Aprendiz, diziam eles, “mas como é que eu aprendia se não me deixavam ver?”, reflecte ela. Ficava atrás das portas, a ver como se fazia. De tanto espreitar aprendeu mesmo. Depositária das chaves do salão, aproveitava os domingos vazios para trabalho por conta própria, até um penteado seu ter ganho concurso bairrista. Pronto, estava descoberta a marosca, lá se ia o ganho, mais o almoço. Mas a coisa funcionou ao contrário e Adelaidinha ascendeu na profissão.
Nos meandros da história, que paramos por aqui, Adelaidinha casou e enviuvou sem que do casamento ficasse prole. E logo ela, que alimentava o sonho de ver nascer crianças. Alguém a chamou: “venha fazer voluntariado no Hospital D. Estefânia”. Foi. Viu e ouviu os primeiros sinais dos que acabam de chegar ao mundo. Lembra as seis crianças, paridas de uma assentada; a outra que a encontrou na rua, correu, abraçou-a e disse: “olha, a senhora que me dá bolachas”. Ficou-lhe na memória a criança cujo pai dizia que não iria comer e que, das mãos da Pombinha Amarela, merendou sofregamente.

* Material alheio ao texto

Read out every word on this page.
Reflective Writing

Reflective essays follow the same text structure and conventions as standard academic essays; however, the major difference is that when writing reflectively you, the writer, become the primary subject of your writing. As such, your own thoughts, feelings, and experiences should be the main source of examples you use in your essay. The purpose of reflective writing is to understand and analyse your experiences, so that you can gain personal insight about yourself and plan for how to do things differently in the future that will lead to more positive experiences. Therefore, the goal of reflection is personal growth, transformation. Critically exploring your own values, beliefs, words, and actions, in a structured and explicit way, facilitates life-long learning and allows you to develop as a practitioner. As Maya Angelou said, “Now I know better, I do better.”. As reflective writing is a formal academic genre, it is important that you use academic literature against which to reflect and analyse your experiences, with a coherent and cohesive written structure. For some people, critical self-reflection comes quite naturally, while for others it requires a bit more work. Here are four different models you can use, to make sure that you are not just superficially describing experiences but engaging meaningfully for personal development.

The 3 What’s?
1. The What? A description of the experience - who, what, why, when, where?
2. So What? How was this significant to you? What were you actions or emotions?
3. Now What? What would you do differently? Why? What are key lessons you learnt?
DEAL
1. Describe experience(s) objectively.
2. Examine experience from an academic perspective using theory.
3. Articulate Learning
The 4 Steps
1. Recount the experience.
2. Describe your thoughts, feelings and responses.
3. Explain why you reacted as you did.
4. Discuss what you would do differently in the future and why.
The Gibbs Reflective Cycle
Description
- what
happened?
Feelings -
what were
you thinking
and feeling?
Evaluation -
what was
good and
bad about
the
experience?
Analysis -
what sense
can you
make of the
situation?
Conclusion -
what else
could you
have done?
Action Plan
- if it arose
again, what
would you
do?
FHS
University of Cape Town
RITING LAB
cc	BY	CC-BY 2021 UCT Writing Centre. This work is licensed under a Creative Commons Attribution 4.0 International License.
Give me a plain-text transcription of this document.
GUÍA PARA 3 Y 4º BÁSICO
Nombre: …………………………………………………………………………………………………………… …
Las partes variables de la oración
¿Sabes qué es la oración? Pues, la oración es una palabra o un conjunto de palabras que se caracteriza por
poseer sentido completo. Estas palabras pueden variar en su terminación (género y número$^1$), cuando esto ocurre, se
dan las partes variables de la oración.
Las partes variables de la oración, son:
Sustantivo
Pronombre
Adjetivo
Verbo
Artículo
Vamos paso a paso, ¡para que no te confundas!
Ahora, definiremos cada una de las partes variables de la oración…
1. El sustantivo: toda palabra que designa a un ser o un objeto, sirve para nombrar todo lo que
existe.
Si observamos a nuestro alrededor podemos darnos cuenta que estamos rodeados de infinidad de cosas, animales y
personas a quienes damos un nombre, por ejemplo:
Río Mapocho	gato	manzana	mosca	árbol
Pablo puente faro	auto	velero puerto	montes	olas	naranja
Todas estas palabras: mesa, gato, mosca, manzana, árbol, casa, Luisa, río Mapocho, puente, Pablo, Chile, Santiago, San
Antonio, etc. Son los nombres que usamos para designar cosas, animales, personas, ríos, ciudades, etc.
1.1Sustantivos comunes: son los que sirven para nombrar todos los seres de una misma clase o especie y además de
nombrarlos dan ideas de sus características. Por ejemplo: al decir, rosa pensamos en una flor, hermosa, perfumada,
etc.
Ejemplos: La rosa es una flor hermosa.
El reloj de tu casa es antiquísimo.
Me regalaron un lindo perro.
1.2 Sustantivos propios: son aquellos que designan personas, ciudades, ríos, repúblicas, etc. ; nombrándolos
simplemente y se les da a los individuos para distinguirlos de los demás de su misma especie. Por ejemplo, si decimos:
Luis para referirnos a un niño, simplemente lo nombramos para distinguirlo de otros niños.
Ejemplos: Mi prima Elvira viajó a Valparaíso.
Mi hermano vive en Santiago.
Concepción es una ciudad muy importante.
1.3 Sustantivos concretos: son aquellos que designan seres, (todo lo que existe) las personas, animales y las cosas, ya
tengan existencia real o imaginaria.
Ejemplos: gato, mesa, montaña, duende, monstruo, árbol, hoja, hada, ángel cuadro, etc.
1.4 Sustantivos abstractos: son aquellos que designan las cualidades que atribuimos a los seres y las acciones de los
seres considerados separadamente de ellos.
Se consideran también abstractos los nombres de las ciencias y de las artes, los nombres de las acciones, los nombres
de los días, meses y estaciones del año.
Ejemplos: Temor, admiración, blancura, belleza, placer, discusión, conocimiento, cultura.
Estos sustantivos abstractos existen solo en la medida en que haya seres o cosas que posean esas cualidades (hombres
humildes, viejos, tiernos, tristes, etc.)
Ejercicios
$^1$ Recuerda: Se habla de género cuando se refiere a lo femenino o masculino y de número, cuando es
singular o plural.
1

Tomou-lhe o gosto. Acrescentou visitas a hospitais, lares de terceira idade. Ligou-se a pessoas, assistindo-as nos últimos momentos. Os filhos de alguns, telefonam-lhe todos os dias, visitam-na ao fim-de-semana. Voluntária foste, atendida serás. É assim uma permuta quase divina, feita pela mão do Homem.